In an era where people are more self-obsessed than ever, to me the dumbest thing that has come out of the "instant gratification" age is the Gender Reveal video. I fucking hate these things like poison. They are the "meeting that could've happened over email" of social media posts. These are the most unnecessary of the social media posts going. Look, I love to share stuff about myself online that nobody gives a shit about too, this website for example. But at least I'm trying to make people laugh. These ass holes are just bragging about the fact their eggs aren't scrambled. Congrats on the sex, again!
People have decided that not only is a lengthy social media post revealing that you're expecting not enough, but now an elaborate production is necessary to tell your 517 facebook friends who don't give a fuck that you're having a daughter. Congrats.
Sure the videos can be unintentionally funny at times, Gordon Hayward's "daddy's always happy" video being a prime example of such.
But for the most part it's the same thing, people finding out the gender of their unborn baby, while I root for a miscarriage.
I don't even understand the whole reason for the party. Like are there gifts? What do you get someone for a gender reveal party other than new friends? Like you're pregnant, you can't even get fucked up. Maybe a glass of red wine for the antioxidants or a nice contact high at absolute best case scenario? Idk. I just cannot fathom a worse place to be on earth, than sober at a gender reveal party.
Enter, Dennis Dickey, a (I would have to assume former) Border Patrol agent who thought it'd be a good idea to shoot at explosives to tell the world he's having a son. It appears this reveal truly did backfire, as it caused a 45,000 acre fire that caused over 8 million dollars in damage.

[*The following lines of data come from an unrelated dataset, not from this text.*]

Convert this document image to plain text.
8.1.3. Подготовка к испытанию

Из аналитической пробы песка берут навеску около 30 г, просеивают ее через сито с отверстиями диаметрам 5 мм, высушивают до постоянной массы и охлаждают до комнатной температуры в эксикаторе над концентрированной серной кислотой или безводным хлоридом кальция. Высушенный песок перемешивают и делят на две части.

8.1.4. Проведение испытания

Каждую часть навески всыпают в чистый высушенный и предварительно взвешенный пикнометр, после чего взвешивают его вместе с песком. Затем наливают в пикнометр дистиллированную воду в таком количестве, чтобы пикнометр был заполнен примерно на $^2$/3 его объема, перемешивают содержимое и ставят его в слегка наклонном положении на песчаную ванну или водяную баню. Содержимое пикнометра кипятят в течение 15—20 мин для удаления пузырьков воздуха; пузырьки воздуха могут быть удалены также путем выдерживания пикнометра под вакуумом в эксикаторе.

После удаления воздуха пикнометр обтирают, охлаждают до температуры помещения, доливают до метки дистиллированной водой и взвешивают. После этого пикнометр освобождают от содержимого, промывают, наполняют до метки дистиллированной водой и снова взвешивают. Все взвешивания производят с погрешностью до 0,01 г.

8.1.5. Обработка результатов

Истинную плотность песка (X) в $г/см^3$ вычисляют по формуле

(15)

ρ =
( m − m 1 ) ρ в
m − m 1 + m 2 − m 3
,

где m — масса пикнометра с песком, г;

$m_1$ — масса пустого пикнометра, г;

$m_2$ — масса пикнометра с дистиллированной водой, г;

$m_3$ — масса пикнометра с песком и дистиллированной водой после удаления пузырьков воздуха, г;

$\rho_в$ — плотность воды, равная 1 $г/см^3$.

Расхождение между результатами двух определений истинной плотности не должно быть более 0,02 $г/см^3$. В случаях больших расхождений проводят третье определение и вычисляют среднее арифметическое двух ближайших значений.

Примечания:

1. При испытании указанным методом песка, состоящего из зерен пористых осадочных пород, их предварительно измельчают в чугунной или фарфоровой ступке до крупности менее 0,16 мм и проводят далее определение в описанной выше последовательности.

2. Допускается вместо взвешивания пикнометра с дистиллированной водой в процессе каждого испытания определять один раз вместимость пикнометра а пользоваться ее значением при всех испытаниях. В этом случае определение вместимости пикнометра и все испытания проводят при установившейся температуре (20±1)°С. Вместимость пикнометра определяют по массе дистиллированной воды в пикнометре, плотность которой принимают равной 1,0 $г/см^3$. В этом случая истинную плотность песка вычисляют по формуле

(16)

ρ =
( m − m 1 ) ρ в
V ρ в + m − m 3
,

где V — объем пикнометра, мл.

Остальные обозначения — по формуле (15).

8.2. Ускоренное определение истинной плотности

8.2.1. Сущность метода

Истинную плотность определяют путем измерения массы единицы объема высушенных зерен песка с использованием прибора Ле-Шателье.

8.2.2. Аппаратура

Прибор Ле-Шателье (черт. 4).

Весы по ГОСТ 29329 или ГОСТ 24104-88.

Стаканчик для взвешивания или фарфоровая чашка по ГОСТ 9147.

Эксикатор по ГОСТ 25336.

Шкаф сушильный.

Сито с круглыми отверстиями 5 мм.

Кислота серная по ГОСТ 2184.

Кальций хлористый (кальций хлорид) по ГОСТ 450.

In the terms of his settlement, Dennis Dickey has to pay back $500 a month for 20 years. $220,000 in total. Which all things considered isn't that bad. He's lucky nobody fucking died during due to his stupidity. I mean what was the end game here dude? .04 seconds of blue for your redneck friends to like on the facebook app of their cracked iPhone 4s? How can he be "smart" enough to make this explosive but dumb enough to not know that fire + trees = bad?
Personally, I'm upset this guy doesn't have to pay back the full 8 million. Fuck that. Over 45,000 acres of this great nation is ruined because your dumbass thought an explosion in the middle of a dry ass desert was a good idea. I think this is clear evidence that this guy should not be a father. He might as well have just set his target up in a match factory, I mean look at that thing before it goes off. It might as well be in the jungle.

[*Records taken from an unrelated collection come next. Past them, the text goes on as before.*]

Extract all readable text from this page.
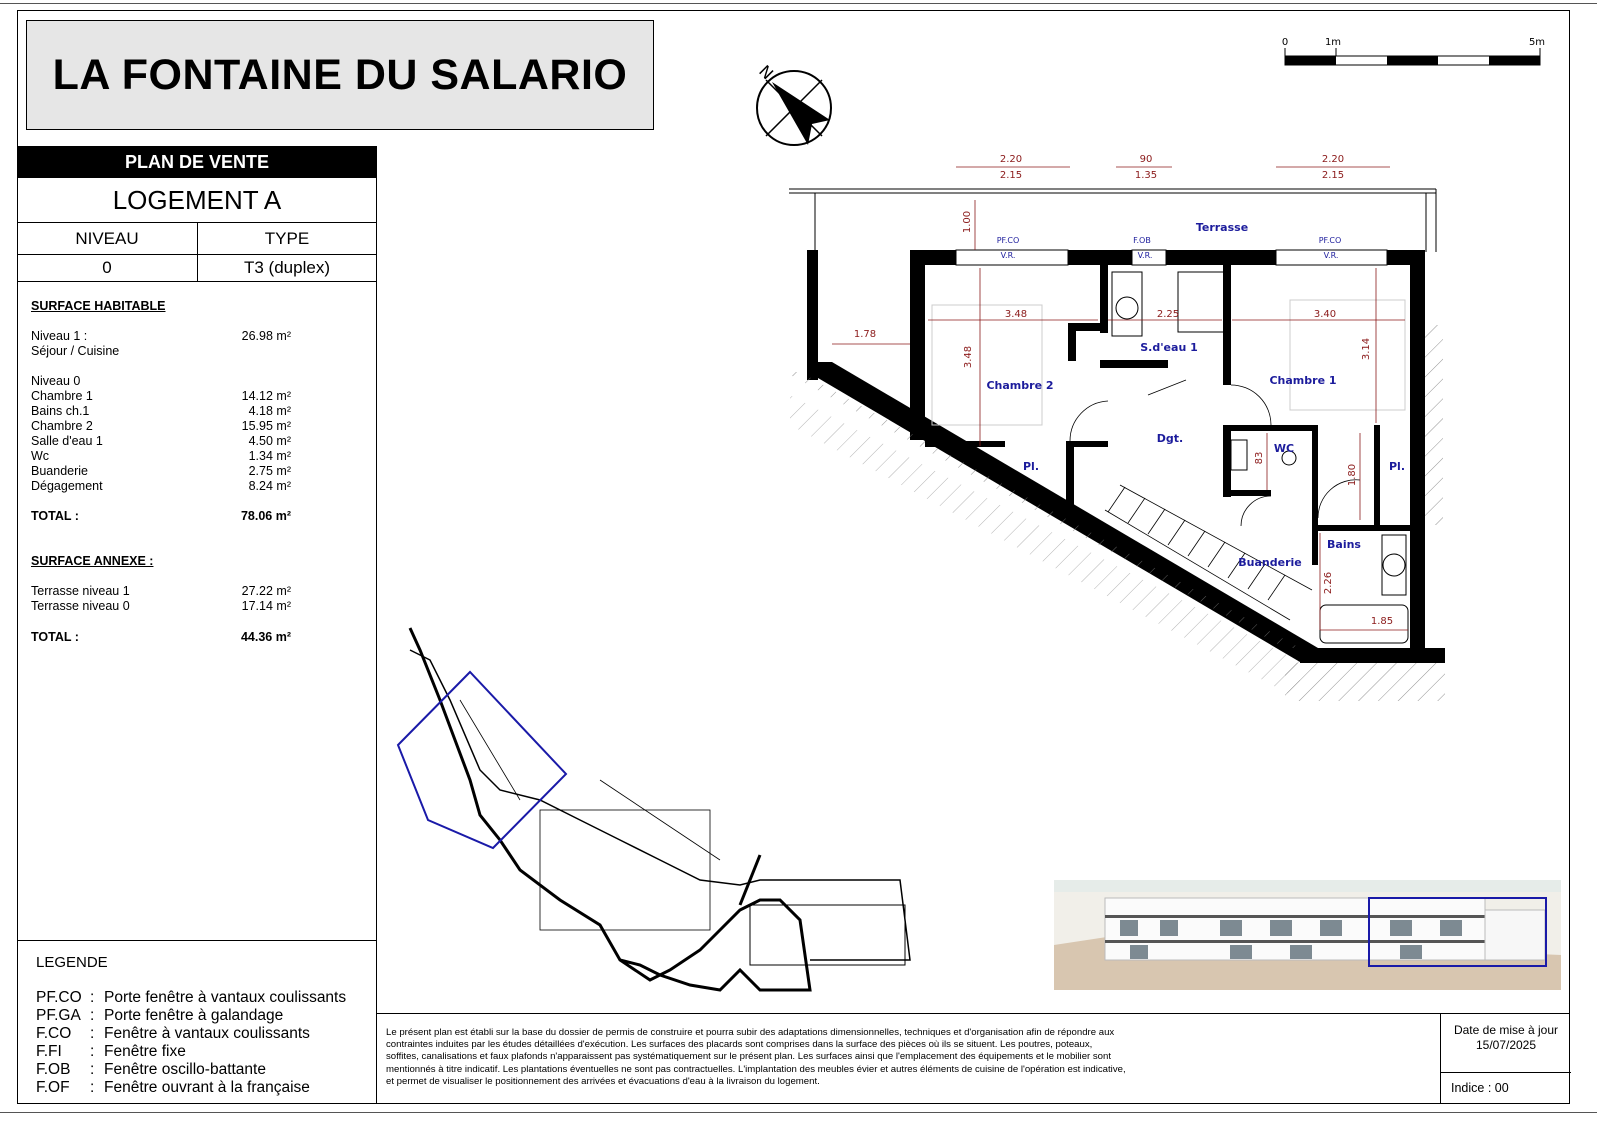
LA FONTAINE DU SALARIO
PLAN DE VENTE
LOGEMENT A
NIVEAU	TYPE
0	T3 (duplex)
SURFACE HABITABLE
Niveau 1 :	26.98 m²
Séjour / Cuisine
Niveau 0
Chambre 1	14.12 m²
Bains ch.1	4.18 m²
Chambre 2	15.95 m²
Salle d'eau 1	4.50 m²
Wc	1.34 m²
Buanderie	2.75 m²
Dégagement	8.24 m²
TOTAL :	78.06 m²
SURFACE ANNEXE :
Terrasse niveau 1	27.22 m²
Terrasse niveau 0	17.14 m²
TOTAL :	44.36 m²
LEGENDE
PF.CO : Porte fenêtre à vantaux coulissants
PF.GA : Porte fenêtre à galandage
F.CO : Fenêtre à vantaux coulissants
F.FI : Fenêtre fixe
F.OB : Fenêtre oscillo-battante
F.OF : Fenêtre ouvrant à la française
Le présent plan est établi sur la base du dossier de permis de construire et pourra subir des adaptations dimensionnelles, techniques et d'organisation afin de répondre aux contraintes induites par les études détaillées d'exécution. Les surfaces des placards sont comprises dans la surface des pièces où ils se situent. Les poutres, poteaux, soffites, canalisations et faux plafonds n'apparaissent pas systématiquement sur le présent plan. Les surfaces ainsi que l'emplacement des équipements et le mobilier sont mentionnés à titre indicatif. Les plantations éventuelles ne sont pas contractuelles. L'implantation des meubles évier et autres éléments de cuisine de l'opération est indicative, et permet de visualiser le positionnement des arrivées et évacuations d'eau à la livraison du logement.
Date de mise à jour
15/07/2025
Indice : 00
0	1m	5m
N
Terrasse
Chambre 2
S.d'eau 1
Chambre 1
Dgt.
WC
Pl.	Pl.
Bains
Buanderie
PF.CO
V.R.
F.OB
V.R.
PF.CO
V.R.
2.20
2.15
90
1.35
2.20
2.15
1.00
1.78
3.48
3.48
2.25	3.40
3.14
83
1.80
2.26
1.85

I'd like to think there can be a happy ending from this story, maybe this will be a teaching moment for this nation and cause people to think? I mean fads come and go, there was a time where people got tricked into thinking a rock was a god damned pet, so anything is possible? I'm really just hoping 20 years from now we can laugh at how stupid and egomaniacal the age of gender reveal ceremonies were and not the loss of a national park due to wild-fire.
As for those of you reading this, if you're with child, next time just tweet it out and worry about raising your kid instead of getting likes from people you wouldn't even call to tell you're expecting.
I do feel really shitty for this kid. You get to live your whole life knowing that you're the reason you're family is poor. Yikes. I'm sure his father won't take it out on him at all. Every time you look at that kid you get a reminder that kids will ruin your life.